“Oh, now you needn’t be huffy,” Nevitt answered, with a still sweeter smile, showing all those pearly teeth of his to the greatest advantage. “I didn’t mean to put your back up, and I’ll tell you what I’ll do for you. I’ll heap coals of fire on your head, you ungrateful man. I’ll return good for evil. You shall have an invitation to Mrs. Holker’s garden party on Saturday week at Chetwood Court, and there you’ll be almost sure to meet the beautiful stranger.”
But at that very moment, at Craighton, Tilgate, Mr. Reginald Clifford, C.M.G., a stiff little withered-up official Briton, half mummified by long exposure to tropical suns, was sitting in his drawing-room with Mrs. Clifford, his wife, and discussing—what subject of all others on earth but the personality of Cyril Waring?
“Well, it was an awkward situation for Elma, of course, I admit,” he was chirping out cheerfully, with his back turned by pure force of habit to the empty grate, and his hands crossed behind him. “I don’t deny it was an awkward situation. Still, there’s no harm done, I hope and trust. Elma’s happily not a fanciful or foolishly susceptible sort of girl. She sees it’s a case for mere ordinary gratitude. And gratitude, in my opinion, towards a person in his position, is sufficiently expressed once for all by letter. There’s no reason on earth she should ever again see or hear any more of him.”
“But girls are so romantic,” Mrs. Clifford put in doubtfully, with an anxious air. She herself was by no means romantic to look at, being, indeed, a person of a certain age, with a plump, matronly figure, and very staid of countenance; yet there was something in her eye, for all that, that recalled at times the vivid keenness of Elma’s, and her cheek had once been as delicate and creamy a brown as her pretty daughter’s. “Girls are so romantic,” Mrs.

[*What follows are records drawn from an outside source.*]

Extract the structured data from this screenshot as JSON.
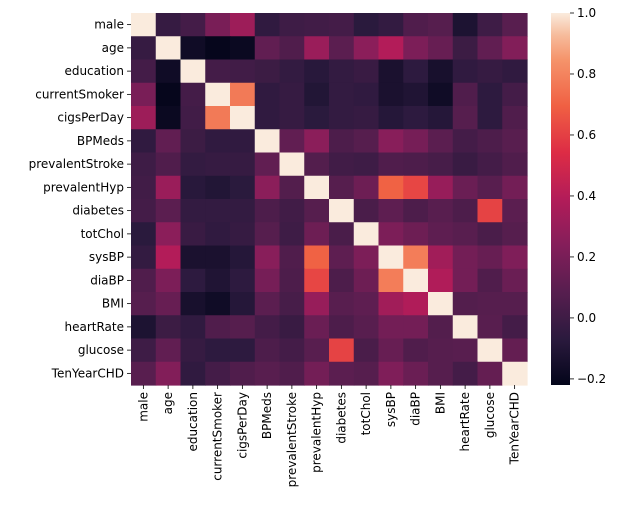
{
  "chart_data": {
    "type": "heatmap",
    "title": "",
    "xlabel": "",
    "ylabel": "",
    "variables": [
      "male",
      "age",
      "education",
      "currentSmoker",
      "cigsPerDay",
      "BPMeds",
      "prevalentStroke",
      "prevalentHyp",
      "diabetes",
      "totChol",
      "sysBP",
      "diaBP",
      "BMI",
      "heartRate",
      "glucose",
      "TenYearCHD"
    ],
    "values": [
      [
        1.0,
        -0.03,
        0.02,
        0.2,
        0.32,
        -0.05,
        -0.0,
        0.01,
        0.02,
        -0.07,
        -0.04,
        0.06,
        0.08,
        -0.12,
        0.0,
        0.09
      ],
      [
        -0.03,
        1.0,
        -0.17,
        -0.21,
        -0.19,
        0.12,
        0.06,
        0.31,
        0.1,
        0.26,
        0.39,
        0.21,
        0.14,
        -0.01,
        0.12,
        0.23
      ],
      [
        0.02,
        -0.17,
        1.0,
        0.02,
        0.01,
        -0.01,
        -0.04,
        -0.08,
        -0.04,
        -0.02,
        -0.13,
        -0.06,
        -0.14,
        -0.05,
        -0.03,
        -0.05
      ],
      [
        0.2,
        -0.21,
        0.02,
        1.0,
        0.77,
        -0.05,
        -0.03,
        -0.1,
        -0.04,
        -0.05,
        -0.13,
        -0.11,
        -0.17,
        0.06,
        -0.06,
        0.02
      ],
      [
        0.32,
        -0.19,
        0.01,
        0.77,
        1.0,
        -0.05,
        -0.03,
        -0.07,
        -0.04,
        -0.03,
        -0.09,
        -0.06,
        -0.09,
        0.08,
        -0.06,
        0.06
      ],
      [
        -0.05,
        0.12,
        -0.01,
        -0.05,
        -0.05,
        1.0,
        0.12,
        0.26,
        0.05,
        0.08,
        0.25,
        0.19,
        0.1,
        0.02,
        0.05,
        0.09
      ],
      [
        -0.0,
        0.06,
        -0.04,
        -0.03,
        -0.03,
        0.12,
        1.0,
        0.07,
        0.01,
        0.0,
        0.06,
        0.05,
        0.03,
        -0.02,
        0.02,
        0.06
      ],
      [
        0.01,
        0.31,
        -0.08,
        -0.1,
        -0.07,
        0.26,
        0.07,
        1.0,
        0.08,
        0.16,
        0.7,
        0.62,
        0.3,
        0.15,
        0.09,
        0.18
      ],
      [
        0.02,
        0.1,
        -0.04,
        -0.04,
        -0.04,
        0.05,
        0.01,
        0.08,
        1.0,
        0.04,
        0.11,
        0.05,
        0.09,
        0.05,
        0.61,
        0.1
      ],
      [
        -0.07,
        0.26,
        -0.02,
        -0.05,
        -0.03,
        0.08,
        0.0,
        0.16,
        0.04,
        1.0,
        0.21,
        0.16,
        0.11,
        0.09,
        0.04,
        0.08
      ],
      [
        -0.04,
        0.39,
        -0.13,
        -0.13,
        -0.09,
        0.25,
        0.06,
        0.7,
        0.11,
        0.21,
        1.0,
        0.78,
        0.33,
        0.18,
        0.14,
        0.22
      ],
      [
        0.06,
        0.21,
        -0.06,
        -0.11,
        -0.06,
        0.19,
        0.05,
        0.62,
        0.05,
        0.16,
        0.78,
        1.0,
        0.38,
        0.18,
        0.06,
        0.15
      ],
      [
        0.08,
        0.14,
        -0.14,
        -0.17,
        -0.09,
        0.1,
        0.03,
        0.3,
        0.09,
        0.11,
        0.33,
        0.38,
        1.0,
        0.07,
        0.08,
        0.08
      ],
      [
        -0.12,
        -0.01,
        -0.05,
        0.06,
        0.08,
        0.02,
        -0.02,
        0.15,
        0.05,
        0.09,
        0.18,
        0.18,
        0.07,
        1.0,
        0.09,
        0.02
      ],
      [
        0.0,
        0.12,
        -0.03,
        -0.06,
        -0.06,
        0.05,
        0.02,
        0.09,
        0.61,
        0.04,
        0.14,
        0.06,
        0.08,
        0.09,
        1.0,
        0.13
      ],
      [
        0.09,
        0.23,
        -0.05,
        0.02,
        0.06,
        0.09,
        0.06,
        0.18,
        0.1,
        0.08,
        0.22,
        0.15,
        0.08,
        0.02,
        0.13,
        1.0
      ]
    ],
    "colorbar": {
      "min": -0.22,
      "max": 1.0,
      "ticks": [
        -0.2,
        0.0,
        0.2,
        0.4,
        0.6,
        0.8,
        1.0
      ],
      "tick_labels": [
        "−0.2",
        "0.0",
        "0.2",
        "0.4",
        "0.6",
        "0.8",
        "1.0"
      ],
      "colormap": "rocket",
      "colormap_stops": [
        [
          0.0,
          "#03051a"
        ],
        [
          0.125,
          "#2b1a3e"
        ],
        [
          0.25,
          "#571e4f"
        ],
        [
          0.375,
          "#841e5a"
        ],
        [
          0.5,
          "#b31c59"
        ],
        [
          0.625,
          "#dd2c45"
        ],
        [
          0.75,
          "#f06043"
        ],
        [
          0.875,
          "#f5946b"
        ],
        [
          0.94,
          "#f6bb9b"
        ],
        [
          1.0,
          "#faebdd"
        ]
      ]
    },
    "grid": false,
    "legend": "colorbar-right"
  }
}
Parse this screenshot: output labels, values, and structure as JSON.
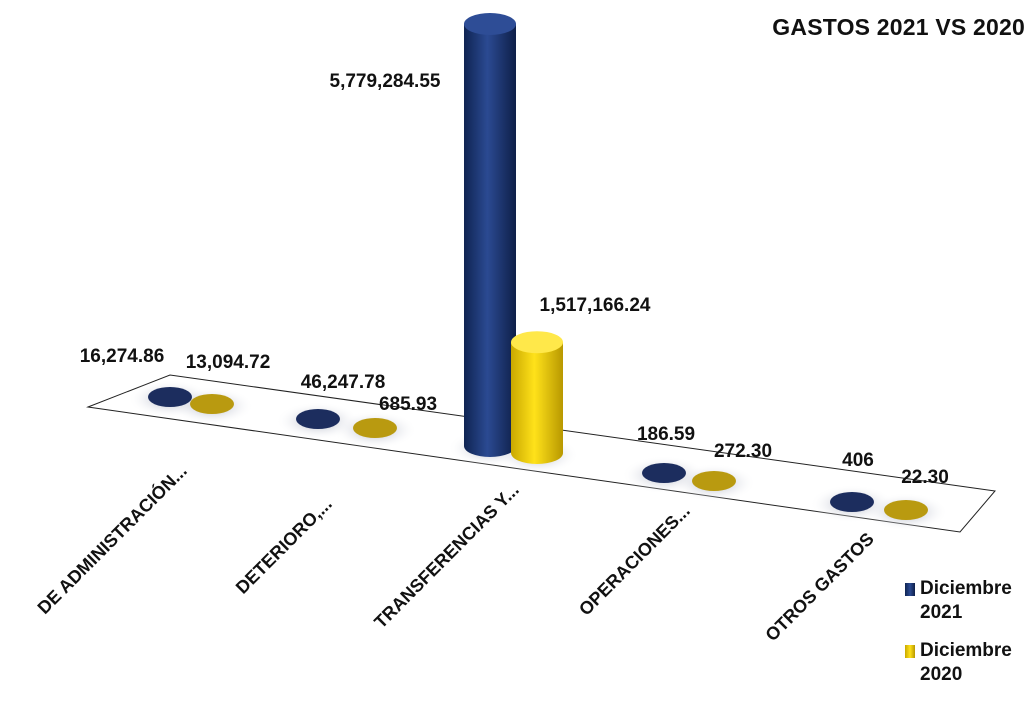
{
  "chart_data": {
    "type": "bar",
    "title": "GASTOS  2021 VS 2020",
    "categories": [
      "DE ADMINISTRACIÓN...",
      "DETERIORO,...",
      "TRANSFERENCIAS Y...",
      "OPERACIONES...",
      "OTROS GASTOS"
    ],
    "series": [
      {
        "name": "Diciembre 2021",
        "color": "#1f3a78",
        "values": [
          16274.86,
          46247.78,
          5779284.55,
          186.59,
          406
        ],
        "labels": [
          "16,274.86",
          "46,247.78",
          "5,779,284.55",
          "186.59",
          "406"
        ]
      },
      {
        "name": "Diciembre 2020",
        "color": "#f2cc00",
        "values": [
          13094.72,
          685.93,
          1517166.24,
          272.3,
          22.3
        ],
        "labels": [
          "13,094.72",
          "685.93",
          "1,517,166.24",
          "272.30",
          "22.30"
        ]
      }
    ],
    "ylim": [
      0,
      5779284.55
    ],
    "grid": false,
    "legend": "right"
  }
}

Clifford repeated once more, in a dreamy way, “and she was evidently impressed by him.”
“Well, I’m glad I made inquiries at once about these two young men, anyhow,” the Companion of St. Michael and St. George responded with fervour, clasping his wizened little hands contentedly over his narrow waistcoat. “It’s a precious odd story, and a doubtful story, and not at all the sort of story one likes one’s girl to be any way mixed up with. For my part, I shall give them a very wide berth indeed in future; and there’s no reason why Elma should ever knock up against them.”
“Who told you they were nobodies?” Mrs. Clifford inquired, drawing a wistful sigh.
“Oh, Tom Clark was at school with them,” the ex-administrator continued, with a very cunning air, “and he knows all about them—has heard the whole circumstances. Very odd, very odd; never met anything so queer in all my life; most mysterious and uncanny. They never had a father; they never had a mother; they never had anybody on earth they could call their own; they dropped from the clouds, as it were, one rainy day, without a friend in the world, plump down into the Charterhouse. There they were well supplied with money, and spent their holidays with a person at Brighton, who wasn’t even supposed to be their lawful guardian. Looks fishy, doesn’t it? Their names are Cyril and Guy Waring—and that’s all they know of themselves. They were educated like gentlemen till they were twenty-one years old; and then they were turned loose upon the world, like a pair of young bears, with a couple of hundred pounds of capital apiece to shift for themselves with. Uncanny, very; I don’t like the look of it. Not at all the sort of people an impressionable girl like our Elma should ever be allowed to see too much of.”
“I don’t think she was very much impressed by him,” Mrs. Clifford said with confidence. “I’ve watched her to see, and I don’t think she’s in love with him. But by to-morrow, Reginald, I shall be able, I’m sure, to tell you for certain.”
The Companion of the Militant Saints glanced rather uneasily across the hearth-rug at his wife. “It’s a marvellous gift, to be sure, this intuition of yours, Louisa,” he said, shaking his head sagely, and swaying himself gently to and fro on the stone kerb of the fender. “I frankly confess, my dear, I don’t quite understand it. And Elma’s got it too, every bit as bad as you have. Runs in the family, I suppose—runs somehow in the family. After living with you now for twenty-two years—yes, twenty-two last April—in every part of the world and every grade of the service, I’m compelled to admit that your intuition in these matters is really remarkable—simply remarkable.”
Mrs. Clifford coloured through her olive-brown skin, exactly like Elma, and rose with a somewhat embarrassed and half-guilty air, avoiding her husband’s eyes as if afraid to meet them.